Among many pioneering features for the safety PLC market segment, ABB's new AC500-S includes support for Structured Text (ST) programming - in addition to conventional graphical function block diagram (FBD) and ladder diagram (LD) software. This provides users with a high level programming approach that can greatly simplify the development of solutions for sophisticated applications requiring complex algorithms and mathematics. The feature is complemented by the inclusion of a powerful suite of functions for trigonometric calculations, including COS, SIN, TAN, ASIN, ACOS and LOG. The mathematical capability is ideal for ensuring safe control of movement in applications involving complex kinematics - such as on cranes, hoists and manipulators.
Existing AC500 PLC users can convert to safety PLC architectures, and start programming applications very easily using the new PLC. This is because ABB already includes support for the safety PLC programming in its CODESYS-based integrated development environments for control, motion, robotics and HMI. The new safety PLC hardware also shares the same look and feel as ABB's standard AC500 PLC family for non-safety applications, as well as identical dimensions to standard ABB CPU and I/O modules, and the same mounting and wiring scheme. Both types of modules may be mixed in the same PLC, allowing it to perform both safety and non-safety functions. This can reduce the complexity and cost of many projects, and open up new options for applications such as direct variable mapping and data exchange between safety and non-safety elements of the control system.
To support the development of safety related applications, ABB has developed its own safety code analyzer tool, SCA, to verify the safety programming rules or guidelines according to IEC 61508-3 under FBD, LD and ST. This powerful tool - believed to be an industry first - has been certified by TÜV SÜD, who subjected the software to stringent tests. The results are documented in a technical report, which verifies the analyzer’s features, compliance with standards, and performance in terms of syntax analysis of safety application source code. A valuable side effect is PLC code that is more reliable, better structured, and more easily readable, which contributes to lower certification effort and post-release maintenance costs. Lower costs and faster development are further aided by the AC500-S safety programming editor's support for the well-known PLCopen Safety Library - which includes all the standardized function blocks used in safety applications such as E-Stop, Mode Selector, Two-Hand-Control, etc. AC500-S additionally supports the entire range of IEC data types, giving programmers much greater flexibility.

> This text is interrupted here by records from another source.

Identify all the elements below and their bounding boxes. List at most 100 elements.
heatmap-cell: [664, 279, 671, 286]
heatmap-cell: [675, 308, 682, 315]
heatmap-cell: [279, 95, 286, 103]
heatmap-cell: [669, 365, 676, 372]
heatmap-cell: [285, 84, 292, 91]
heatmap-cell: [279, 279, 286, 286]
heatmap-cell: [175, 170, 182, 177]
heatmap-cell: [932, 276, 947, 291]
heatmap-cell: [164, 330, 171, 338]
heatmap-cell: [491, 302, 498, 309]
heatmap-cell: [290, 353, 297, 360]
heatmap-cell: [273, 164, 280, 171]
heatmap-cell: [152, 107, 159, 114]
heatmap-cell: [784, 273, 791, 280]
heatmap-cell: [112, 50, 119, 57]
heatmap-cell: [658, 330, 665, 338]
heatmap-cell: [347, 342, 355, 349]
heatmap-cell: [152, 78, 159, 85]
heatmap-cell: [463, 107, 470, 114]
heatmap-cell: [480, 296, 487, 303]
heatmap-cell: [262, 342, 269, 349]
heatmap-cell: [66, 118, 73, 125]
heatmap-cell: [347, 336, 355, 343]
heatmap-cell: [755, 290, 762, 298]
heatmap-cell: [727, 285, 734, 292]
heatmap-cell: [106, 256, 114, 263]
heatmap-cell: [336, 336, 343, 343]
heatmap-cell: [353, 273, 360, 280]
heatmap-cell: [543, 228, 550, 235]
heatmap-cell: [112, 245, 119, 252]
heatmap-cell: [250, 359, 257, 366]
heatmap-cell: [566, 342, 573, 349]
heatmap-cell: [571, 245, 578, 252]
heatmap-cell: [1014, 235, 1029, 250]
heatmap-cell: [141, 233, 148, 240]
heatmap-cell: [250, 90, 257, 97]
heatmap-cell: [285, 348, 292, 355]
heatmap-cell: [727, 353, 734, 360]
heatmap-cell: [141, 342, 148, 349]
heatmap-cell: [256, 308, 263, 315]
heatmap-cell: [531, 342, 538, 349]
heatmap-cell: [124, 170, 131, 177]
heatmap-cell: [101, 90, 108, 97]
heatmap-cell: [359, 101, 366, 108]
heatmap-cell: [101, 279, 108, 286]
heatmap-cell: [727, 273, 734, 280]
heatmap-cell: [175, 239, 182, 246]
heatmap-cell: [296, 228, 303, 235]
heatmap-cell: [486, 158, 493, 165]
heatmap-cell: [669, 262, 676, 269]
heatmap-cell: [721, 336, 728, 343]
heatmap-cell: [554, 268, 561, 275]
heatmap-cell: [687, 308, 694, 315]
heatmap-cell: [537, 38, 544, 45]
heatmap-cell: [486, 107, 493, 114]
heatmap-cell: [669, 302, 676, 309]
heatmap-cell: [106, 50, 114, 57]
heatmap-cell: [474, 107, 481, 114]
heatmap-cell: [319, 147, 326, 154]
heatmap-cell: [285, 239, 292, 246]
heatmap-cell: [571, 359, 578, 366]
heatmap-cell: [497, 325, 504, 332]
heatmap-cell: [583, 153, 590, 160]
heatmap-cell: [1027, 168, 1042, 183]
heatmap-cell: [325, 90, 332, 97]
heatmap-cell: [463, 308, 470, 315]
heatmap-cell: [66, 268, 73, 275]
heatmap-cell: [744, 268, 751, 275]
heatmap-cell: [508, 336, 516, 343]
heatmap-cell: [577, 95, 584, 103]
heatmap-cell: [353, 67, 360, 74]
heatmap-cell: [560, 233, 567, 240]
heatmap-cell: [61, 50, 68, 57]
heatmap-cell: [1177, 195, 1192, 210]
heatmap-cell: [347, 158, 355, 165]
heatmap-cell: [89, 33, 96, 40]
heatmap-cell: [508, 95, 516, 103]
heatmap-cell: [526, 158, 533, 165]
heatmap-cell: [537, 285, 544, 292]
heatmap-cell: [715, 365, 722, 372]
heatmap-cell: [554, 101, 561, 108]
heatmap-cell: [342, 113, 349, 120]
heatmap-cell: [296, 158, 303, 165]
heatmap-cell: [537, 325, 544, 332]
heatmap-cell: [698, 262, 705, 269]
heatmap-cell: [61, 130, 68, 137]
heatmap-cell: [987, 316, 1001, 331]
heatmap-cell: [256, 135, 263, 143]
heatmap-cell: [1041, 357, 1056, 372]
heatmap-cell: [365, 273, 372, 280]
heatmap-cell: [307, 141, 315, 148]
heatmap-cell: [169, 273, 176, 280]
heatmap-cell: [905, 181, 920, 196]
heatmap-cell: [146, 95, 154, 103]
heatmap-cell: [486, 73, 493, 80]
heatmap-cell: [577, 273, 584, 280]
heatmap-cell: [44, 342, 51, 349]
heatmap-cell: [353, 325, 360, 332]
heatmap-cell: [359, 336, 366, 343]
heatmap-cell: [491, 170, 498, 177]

Unlike some safety PLCs on the market, ABB's AC500-S Safety PLC has a separate safety processor. The Safety CPU can be configured to work even if the non-safety processor is in STOP or maintenance mode, or during an online change. The dual processor architecture means that users can easily upgrade the performance of a safety PLC during its lifecycle by plugging in a faster non-safety CPU module. ABB offers a choice of SIL3/PL e certified safety I/O modules including digital input and outputs, and a dedicated analog current input module covering the 0-20 mA (or 4-20 mA) range. The latter module makes it possible to measure parameters such as pressure, temperature, position and torque on applications directly - without any need for A/D conversion or proprietary electronics. This can simplify the implementation of a wide range of safety-related machinery control applications such as braking systems in hoists and lifting equipment, to positioning systems and temperature control on cranes, and selective shutdown systems on wind power turbines.
To simplify system design, safety-related control modules may be installed as part of the main PLC solution, or be sited in a remote I/O rack linked using the PROFINET/PROFIsafe protocol. Network-connected control systems like this save cabling and assembly costs, and avoid problems with interference. Moreover, ABB's I/O modules include integral power supplies, reducing hardware costs and space requirements compared to some other PLC vendor approaches.
One other valuable option for safety related control system designers, is the availability of safety PLC modules in ABB's renowned XC 'extreme conditions' variants. This option allows users to configure functional safety PLC solutions that are also ruggedized and suitable for operating in harsh conditions and extreme climates - as are commonly found on crane, winch and wind power applications for instance.